En voulant étendre ce système de flexi-jobs à l’ensemble des secteurs de la société, nous allons poursuivre ce mouvement et donc priver de ces opportunités d’emploi les demandeurs d’emploi exclus via votre réforme.

Je ne comprends pas. C’est la même chose avec les jobs étudiant, qui sont prestés pendant des centaines de milliers d’heures dans notre pays, alors que ces emplois pourraient être occupés par des personnes faiblement qualifiées. C’est donc la double peine qui s’applique puisque vos réformes ne se complètent pas. On se retrouve dans la même situation avec la volonté de multiplier des heures supplémentaires au lieu de créer des emplois supplémentaires dans les entreprises ou encore avec la réforme des aides à la promotion de l’emploi (APE) en Wallonie, qui va faire disparaître 2 500 emplois d’ici 2026. En l’occurrence, ce sont des personnes qui jouissent d’un haut potentiel d’employabilité qui vont se retrouver en haut de la pile des profils qui seront engagés. Les personnes qui seront exclues à travers cette réforme du chômage seront moins bankables à travers les candidatures qu’elles déposeront. Par ailleurs, du côté de la Fédération Wallonie-Bruxelles, on voit une réforme de l’enseignement. Ce sont 1 500 professeurs qui risquent ainsi de perdre leur travail. Nous assistons donc à un rétrécissement du marché du travail.

Nous savons aussi que 15 000 emplois ont disparu à cause des faillites qui se sont succédé au cours des derniers mois. Notre situation est loin d’être florissante sur le plan de la création d’emplois, d’une part, en raison de la conjoncture économique, certes, d’autre part, en raison de décisions politiques qui sont prises à différents niveaux de pouvoir. De même, les choix des gouvernements de droite de ne plus investir dans le futur constituent des opportunités en moins pour créer des emplois et susciter des dynamiques économiques. Quand on arrête des projets tels que l’extension de lignes de tram, cela signifie que plusieurs personnes ne pourront pas occuper ces boulots. Dans cette logique, je ne comprends pas comment vous pouvez, en définitive, transformer tout cela en une responsabilité individuelle de s’insérer dans le marché de l’emploi. C’est inacceptable, injuste et complètement hypocrite.

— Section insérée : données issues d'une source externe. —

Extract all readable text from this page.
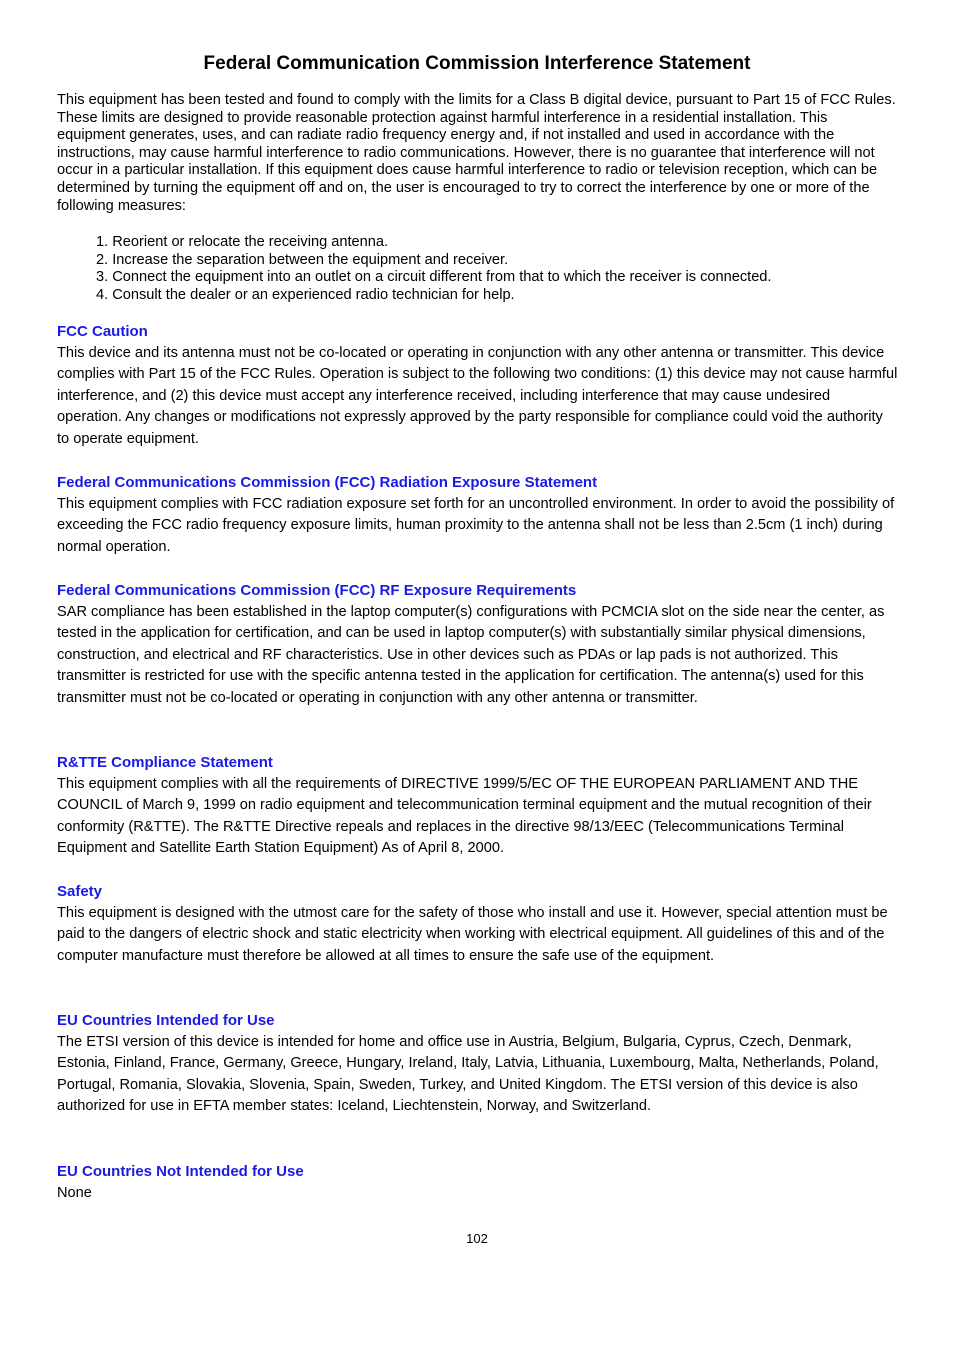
Federal Communication Commission Interference Statement

This equipment has been tested and found to comply with the limits for a Class B digital device, pursuant to Part 15 of FCC Rules. These limits are designed to provide reasonable protection against harmful interference in a residential installation. This equipment generates, uses, and can radiate radio frequency energy and, if not installed and used in accordance with the instructions, may cause harmful interference to radio communications. However, there is no guarantee that interference will not occur in a particular installation. If this equipment does cause harmful interference to radio or television reception, which can be determined by turning the equipment off and on, the user is encouraged to try to correct the interference by one or more of the following measures:

1. Reorient or relocate the receiving antenna.
2. Increase the separation between the equipment and receiver.
3. Connect the equipment into an outlet on a circuit different from that to which the receiver is connected.
4. Consult the dealer or an experienced radio technician for help.
FCC Caution

This device and its antenna must not be co-located or operating in conjunction with any other antenna or transmitter. This device complies with Part 15 of the FCC Rules. Operation is subject to the following two conditions: (1) this device may not cause harmful interference, and (2) this device must accept any interference received, including interference that may cause undesired operation. Any changes or modifications not expressly approved by the party responsible for compliance could void the authority to operate equipment.

Federal Communications Commission (FCC) Radiation Exposure Statement

This equipment complies with FCC radiation exposure set forth for an uncontrolled environment. In order to avoid the possibility of exceeding the FCC radio frequency exposure limits, human proximity to the antenna shall not be less than 2.5cm (1 inch) during normal operation.

Federal Communications Commission (FCC) RF Exposure Requirements

SAR compliance has been established in the laptop computer(s) configurations with PCMCIA slot on the side near the center, as tested in the application for certification, and can be used in laptop computer(s) with substantially similar physical dimensions, construction, and electrical and RF characteristics. Use in other devices such as PDAs or lap pads is not authorized. This transmitter is restricted for use with the specific antenna tested in the application for certification. The antenna(s) used for this transmitter must not be co-located or operating in conjunction with any other antenna or transmitter.

R&TTE Compliance Statement

This equipment complies with all the requirements of DIRECTIVE 1999/5/EC OF THE EUROPEAN PARLIAMENT AND THE COUNCIL of March 9, 1999 on radio equipment and telecommunication terminal equipment and the mutual recognition of their conformity (R&TTE). The R&TTE Directive repeals and replaces in the directive 98/13/EEC (Telecommunications Terminal Equipment and Satellite Earth Station Equipment) As of April 8, 2000.

Safety

This equipment is designed with the utmost care for the safety of those who install and use it. However, special attention must be paid to the dangers of electric shock and static electricity when working with electrical equipment. All guidelines of this and of the computer manufacture must therefore be allowed at all times to ensure the safe use of the equipment.

EU Countries Intended for Use

The ETSI version of this device is intended for home and office use in Austria, Belgium, Bulgaria, Cyprus, Czech, Denmark, Estonia, Finland, France, Germany, Greece, Hungary, Ireland, Italy, Latvia, Lithuania, Luxembourg, Malta, Netherlands, Poland, Portugal, Romania, Slovakia, Slovenia, Spain, Sweden, Turkey, and United Kingdom. The ETSI version of this device is also authorized for use in EFTA member states: Iceland, Liechtenstein, Norway, and Switzerland.

EU Countries Not Intended for Use

None

102
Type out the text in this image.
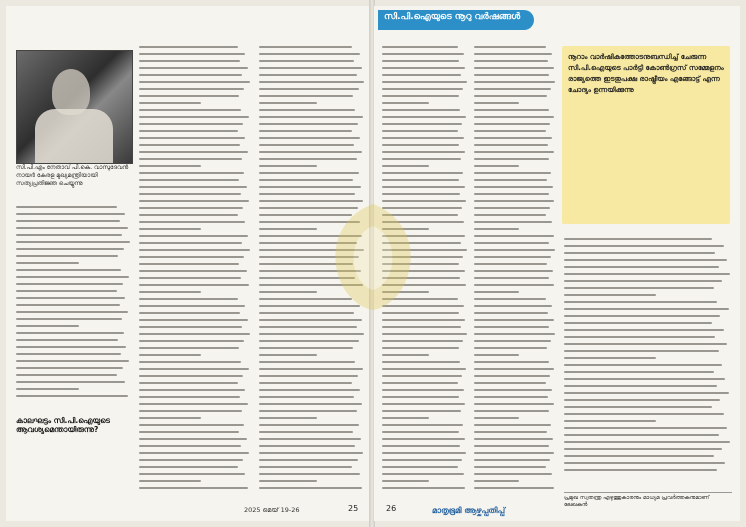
സി.പി.എം നേതാവ് പി.കെ. വാസുദേവൻ നായർ കേരള മുഖ്യമന്ത്രിയായി സത്യപ്രതിജ്ഞ ചെയ്യുന്നു
കാലഘട്ടം സി.പി.ഐയുടെ ആവശ്യമെന്തായിരുന്നു?
2025 മെയ് 19-26	25
സി.പി.ഐയുടെ നൂറു വർഷങ്ങൾ
നൂറാം വാർഷികത്തോടനുബന്ധിച്ച് ചേരുന്ന സി.പി.ഐയുടെ പാർട്ടി കോൺഗ്രസ് സമ്മേളനം രാജ്യത്തെ ഇടതുപക്ഷ രാഷ്ട്രീയം എങ്ങോട്ട് എന്ന ചോദ്യം ഉന്നയിക്കുന്നു
പ്രമുഖ സ്വതന്ത്ര എഴുത്തുകാരനും മാധ്യമ പ്രവർത്തകനുമാണ് ലേഖകൻ
26	മാതൃഭൂമി ആഴ്ചപ്പതിപ്പ്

Revenons un peu au profil des gens que vous allez exclure. J’entends les uns parler des « profiteurs ». Vous avez abondamment évoqué l’émission ayant montré des personnes ne souhaitant pas travailler. J’entends aussi Les Engagés indiquer que 80 % de la population veut cette réforme. Or ces chiffres s’effondrent quand on voit qui est concerné par cette réforme. Vous avez lu l’enquête de la Ligue des familles relative au soutien réel lorsqu’on va un peu gratter derrière les clichés? Par exemple, quand il s’agit d’une maman solo avec deux enfants, on ne trouve plus que moins de 30 % de soutiens à votre réforme. Autrement dit, 70 % de la population n’approuve pas qu’on vire du chômage une maman solo. C’est pareil pour les parents d’un enfant en situation de handicap.

Et parlons aussi des travailleurs âgés, c’est-à-dire des personnes de plus de 55 ans qui vont se retrouver jetées hors du chômage. On leur demande de trouver du boulot alors qu’on sait à quel point – M. Clarinval le sait également, vu les chiffres dont il nous a parlé la semaine dernière – les travailleurs plus âgés sont discriminés sur le marché de l’emploi.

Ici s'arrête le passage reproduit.